Carzo había aterrizado en la noche húmeda de Manaus, donde lo esperaba una piragua que remontó el curso del río Negro. De ese periplo, el exorcista solo conservaba unos recuerdos confusos: la bruma sofocante que reptaba sobre el río, el chapaleteo de las pagayas, las hordas de mosquitos, la fiebre y el miedo que le hacían tiritar… Y los gritos. Unos alaridos casi humanos que se elevaban desde la orilla. Luego, el silencio se había abatido sobre la selva a medida que se acercaban al territorio de la misión. Como si todos los animales estuvieran muertos o hubieran huido de alguna amenaza invisible.

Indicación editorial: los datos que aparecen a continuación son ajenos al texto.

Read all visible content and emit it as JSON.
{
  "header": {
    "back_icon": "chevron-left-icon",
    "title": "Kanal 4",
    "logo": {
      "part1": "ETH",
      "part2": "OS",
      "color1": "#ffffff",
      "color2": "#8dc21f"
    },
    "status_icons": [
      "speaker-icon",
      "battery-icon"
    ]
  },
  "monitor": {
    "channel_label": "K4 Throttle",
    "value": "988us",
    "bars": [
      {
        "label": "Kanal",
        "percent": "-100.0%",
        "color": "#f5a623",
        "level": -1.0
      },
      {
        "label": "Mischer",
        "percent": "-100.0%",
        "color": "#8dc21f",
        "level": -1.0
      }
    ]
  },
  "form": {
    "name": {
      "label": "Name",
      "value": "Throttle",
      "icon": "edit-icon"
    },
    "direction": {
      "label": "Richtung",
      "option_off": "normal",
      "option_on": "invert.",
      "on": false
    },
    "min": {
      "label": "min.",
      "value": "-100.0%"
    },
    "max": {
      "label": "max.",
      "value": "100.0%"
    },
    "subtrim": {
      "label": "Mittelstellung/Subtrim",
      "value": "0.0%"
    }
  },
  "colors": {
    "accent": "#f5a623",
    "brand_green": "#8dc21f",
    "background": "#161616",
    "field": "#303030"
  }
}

Al ponerse el sol, Carzo había visto a un puñado de indios yanomami acechando su llegada desde un pantalán que avanzaba sobre las aguas fangosas del río Negro. Era allí, pues, donde finalmente sus pasos lo habían conducido, desde los rascacielos de San Francisco hasta ese embarcadero donde lo esperaba la Bestia.

No era la primera vez que Carzo visitaba a los yanomami, ni que consultaba a los chamanes de la tribu sobre los demonios de la selva y de los cursos de agua. También sobre las drogas que masticaban para ver cómo las almas muertas deambulaban por las tinieblas, sobre los poderes diabólicos del dios Jaguar, de las arañas venenosas y de los pájaros nocturnos. Fuerzas maléficas similares a las que el exorcista acosaba en el «mundo sin árboles», tan similares que en ocasiones Carzo utilizaba los encantamientos y las pociones de los yanomami para ahuyentar a sus propios demonios.